G Suite User Management is, of course, user management applied to G Suite accounts. As it is for an organization as a whole, managing user accounts in G Suite is also a critical and basic building block to enable effective collaboration and productivity among, as well as control over, employees that use G Suite services for their core business functions.
Components of G Suite User Management:
The Admin console is where admins can access and manage essentially all of the features and tasks related to an organization’s G Suite services, starting with verifying your organization’s domain and creating your user accounts and assigning access and permission levels to your G Suite services, including email, calendar, docs and sheets, as well as sharing rights and attributes.
Populating the user directory in G Suite can be accomplished in several ways. The most simplistic way is to provision new G Suite users manually through the Admin console. This can be done one at a time or be done in bulk through a CSV file upload, where up to a couple of hundred users can be added at a time.
More advanced methods of user provisioning involved leveraging Google’s API hooks. Some organizations decide to take advantage of Google Directory API to create customized scripts tailored to their unique business needs. This can be a great tool, but it also requires a lot of development and the expertise, which many organizations leveraging G Suite either do not have or do not have time for.
Leveraging an existing directory solution, such as Microsoft Active Directory (AD) or LDAP, is also possible. Many third-party tools exist to bridge the connection to G Suite, providing a one-way sync from an existing directory into Google, including Google’s own tool Google App Directory Sync (GADS). Many single sign-on providers also have features to allow syncing from existing directories into G Suite, which can make for relatively easy user provisioning, presuming you already have a directory solution, as they all depend on existing, on-premises infrastructure and all the resources required to maintain it. For modern and asset-light companies that are taking advantage of solutions like G Suite, this is similar to attaching a heavy chain to a hot air balloon in order to connect to a huge anchor firmly wedged in the ground–this largely defeats the point of a hot air balloon.

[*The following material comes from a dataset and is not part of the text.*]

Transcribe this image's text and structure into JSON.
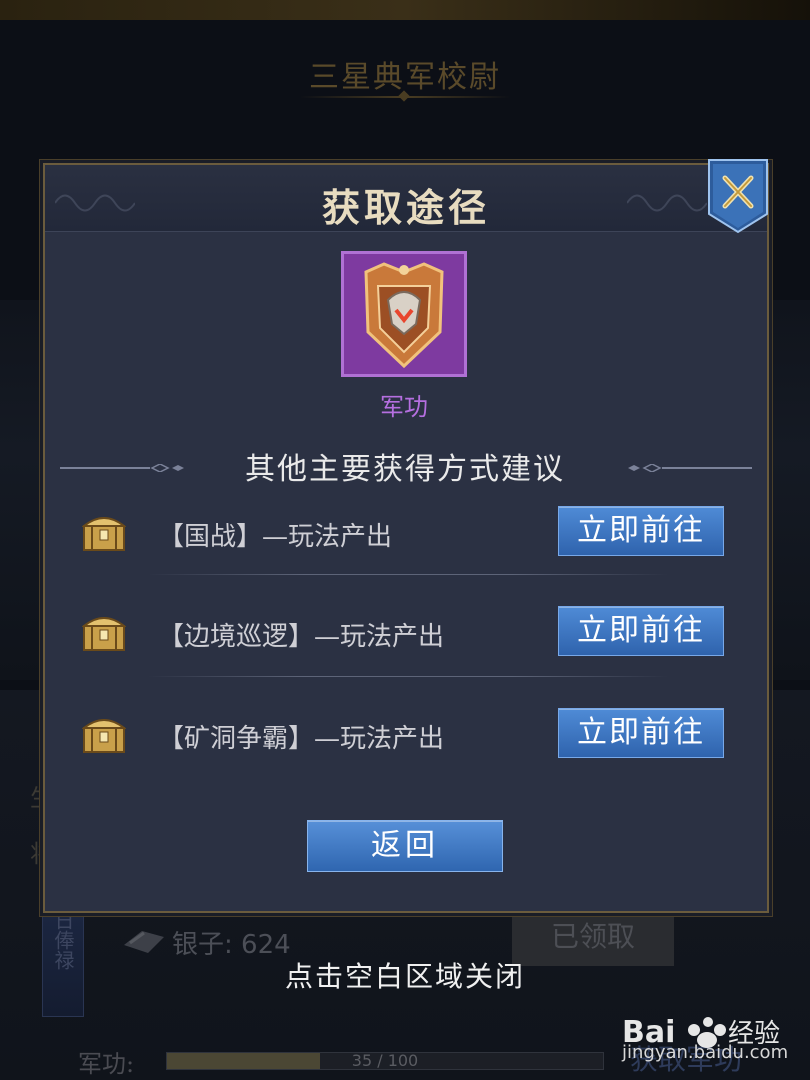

Once the G Suite directory is populated, organizational units (OUs) allow administrators to assign and limit access and permission levels across a set or subset of users simultaneously. An organization can create as many OUs as necessary to achieve the level of customization needed, arranging them into a hierarchy if desired, allowing attributes from parent OUs to carry over and then be customized for any child units.

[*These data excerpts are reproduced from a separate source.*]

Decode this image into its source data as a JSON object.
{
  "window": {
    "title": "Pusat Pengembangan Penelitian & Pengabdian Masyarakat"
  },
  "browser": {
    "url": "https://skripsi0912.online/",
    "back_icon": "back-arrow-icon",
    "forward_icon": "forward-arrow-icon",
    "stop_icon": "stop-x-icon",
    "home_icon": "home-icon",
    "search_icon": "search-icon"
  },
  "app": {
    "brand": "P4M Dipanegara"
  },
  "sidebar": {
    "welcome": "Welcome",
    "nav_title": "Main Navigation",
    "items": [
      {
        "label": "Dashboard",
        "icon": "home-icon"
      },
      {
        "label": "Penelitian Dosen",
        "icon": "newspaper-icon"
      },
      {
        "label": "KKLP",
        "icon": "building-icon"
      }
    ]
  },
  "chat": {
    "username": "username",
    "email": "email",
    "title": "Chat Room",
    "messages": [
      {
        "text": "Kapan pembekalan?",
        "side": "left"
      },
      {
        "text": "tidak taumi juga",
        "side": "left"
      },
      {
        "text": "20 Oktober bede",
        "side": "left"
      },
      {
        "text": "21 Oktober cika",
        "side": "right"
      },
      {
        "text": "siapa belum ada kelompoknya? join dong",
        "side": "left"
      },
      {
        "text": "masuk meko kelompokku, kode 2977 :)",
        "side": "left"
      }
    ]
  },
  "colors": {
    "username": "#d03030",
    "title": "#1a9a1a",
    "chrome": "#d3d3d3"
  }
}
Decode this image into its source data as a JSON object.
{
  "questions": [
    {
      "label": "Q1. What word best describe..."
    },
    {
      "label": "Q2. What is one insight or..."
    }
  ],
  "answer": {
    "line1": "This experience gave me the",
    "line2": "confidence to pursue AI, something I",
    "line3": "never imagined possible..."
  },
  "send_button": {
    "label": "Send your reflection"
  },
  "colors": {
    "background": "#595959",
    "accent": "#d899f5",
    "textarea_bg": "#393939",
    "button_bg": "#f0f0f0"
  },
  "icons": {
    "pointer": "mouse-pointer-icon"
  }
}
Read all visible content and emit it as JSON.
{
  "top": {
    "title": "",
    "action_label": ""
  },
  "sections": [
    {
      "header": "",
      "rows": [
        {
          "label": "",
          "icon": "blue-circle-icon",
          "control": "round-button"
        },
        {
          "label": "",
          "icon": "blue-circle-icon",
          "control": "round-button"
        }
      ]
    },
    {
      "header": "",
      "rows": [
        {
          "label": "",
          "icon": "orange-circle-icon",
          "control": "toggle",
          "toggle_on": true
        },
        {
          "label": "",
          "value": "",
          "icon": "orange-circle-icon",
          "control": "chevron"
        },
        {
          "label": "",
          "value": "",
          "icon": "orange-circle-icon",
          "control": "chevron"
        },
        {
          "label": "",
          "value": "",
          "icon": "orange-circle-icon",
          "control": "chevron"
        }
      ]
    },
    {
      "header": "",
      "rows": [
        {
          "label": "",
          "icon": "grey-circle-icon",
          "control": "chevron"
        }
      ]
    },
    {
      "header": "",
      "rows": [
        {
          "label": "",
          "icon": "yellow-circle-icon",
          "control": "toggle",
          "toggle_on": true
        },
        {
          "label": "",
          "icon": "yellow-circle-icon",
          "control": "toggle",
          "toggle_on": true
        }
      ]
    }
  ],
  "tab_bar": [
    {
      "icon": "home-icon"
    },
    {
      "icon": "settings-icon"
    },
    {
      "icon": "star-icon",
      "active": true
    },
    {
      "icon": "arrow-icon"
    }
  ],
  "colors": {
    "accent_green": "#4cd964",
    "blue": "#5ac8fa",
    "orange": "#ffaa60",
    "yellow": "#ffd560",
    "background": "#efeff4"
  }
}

Groups is another user management feature, allowing admins to setup easy collaboration channels between sets of users, including things like shared inboxes, common email distribution lists, shared calendars, etc. Together with OUs, these two features are very helpful building blocks for G Suite user management.
Configuring Authentication is another critical piece of user management. G Suite provides limited functionality in setting password requirements for users, including setting password length, monitoring password strength, and allowing for users to reset their own passwords. While these options are relatively limited and not necessarily the most secure, it does provide a layer of convenience for users. A more secure user management system might also include multi-factor authentication, password rotation, and/or additional character requirements to ensure strong passwords.
For many smaller organizations with only a handful of users who essentially use G Suite for nearly all of their business needs, the Google Admin console is an acceptable tool for effective user management. But as companies mature and scale, they tend to lean on more and more IT resources to meet an ever expanding set of business functions, which is why G Suite user management is only a piece of a larger identity and access management system that an organization should be thinking about. A Directory-as-a-Service® solution can incorporate G Suite users into a more comprehensive and centralized identity and access management solution that comprises user management for other web-based applications in addition to G Suite, as well as many other critical IT resources that organizations depend on, including hosted applications on Amazon Web Services or Google Compute Engine, machine access for Mac, Windows, or Linux operating systems, RADIUS and WiFi networks, and much more.